La colère qui s’est déclenchée dans les banlieues suite au meurtre de Nahel s’est beaucoup porté sur l’Etat, par les incendies de commissariats, de véhicules de police, de mairies ou d’écoles. Des supérettes ou des magasins de vêtements ont aussi été attaqués. Les vidéos de personnes qui n’étaient pas des insurgé.e.s mais qui sont allées se servir de produits de première nécessité de quelques dizaines d’euros dans les magasins frappent par le sentiment de précarité dans ces quartiers. Depuis la mort de Zyed et Bouna en 2005 à Clichy-sous-Bois, rien n’a changé. La police continue de terroriser les jeunes dans les quartiers, les gens ont toujours peu de perspectives de s’en sortir avec des emplois formels, les crimes racistes ont toujours cours. Par ailleurs, les mouvements organisés comme la lutte pour les retraites n’ont pas trouvé non plus de débouchés. Les contestations qui cherchent des moyens de luttes alternatives, comme les Zones à défendre ou les actions proposées par le mouvement écologiste radical, sont elles aussi criminalisées par l’Etat.

L’Etat qui défend le capitalisme montre qu’il ne veut pas négocier sur quoi que ce soit. Le gouvernement ne donne pour avenir que le patriotisme, l’autorité, le chacun-pour-soi sans rien en échange. Que la société se mobilise pour plus de solidarité, pour les retraites et les services publics par exemple, contre le racisme, pour le climat, la réponse est toujours un tir tendu de flashball.

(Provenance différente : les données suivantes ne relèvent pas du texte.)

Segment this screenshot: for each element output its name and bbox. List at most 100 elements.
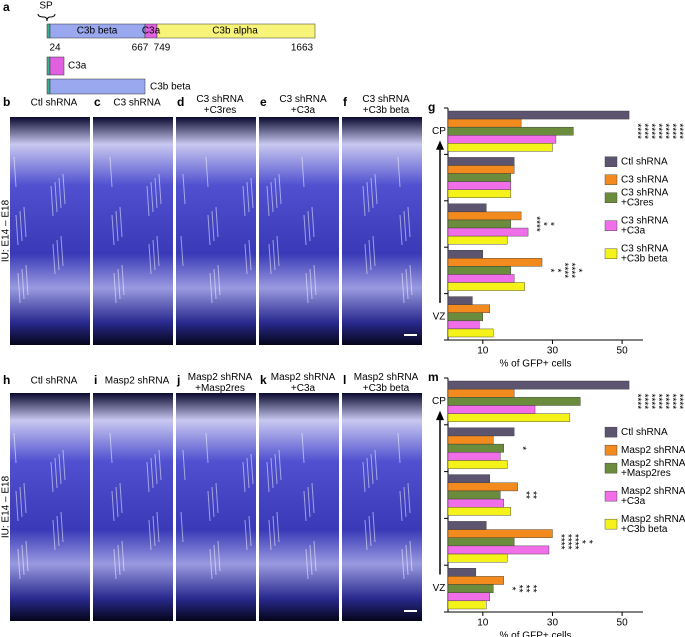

Nos colères ne doivent ne faire qu’une pour balayer cet Etat policier, et proposer des alternatives à cette société capitaliste et raciste insoutenable. Rassemblons nos luttes pour être toujours plus nombreuses et nombreux à nous organiser pour mettre hors d’état de nuire le bras armé du capitalisme. Les capitalistes et leurs sbires n’auront pas de paix.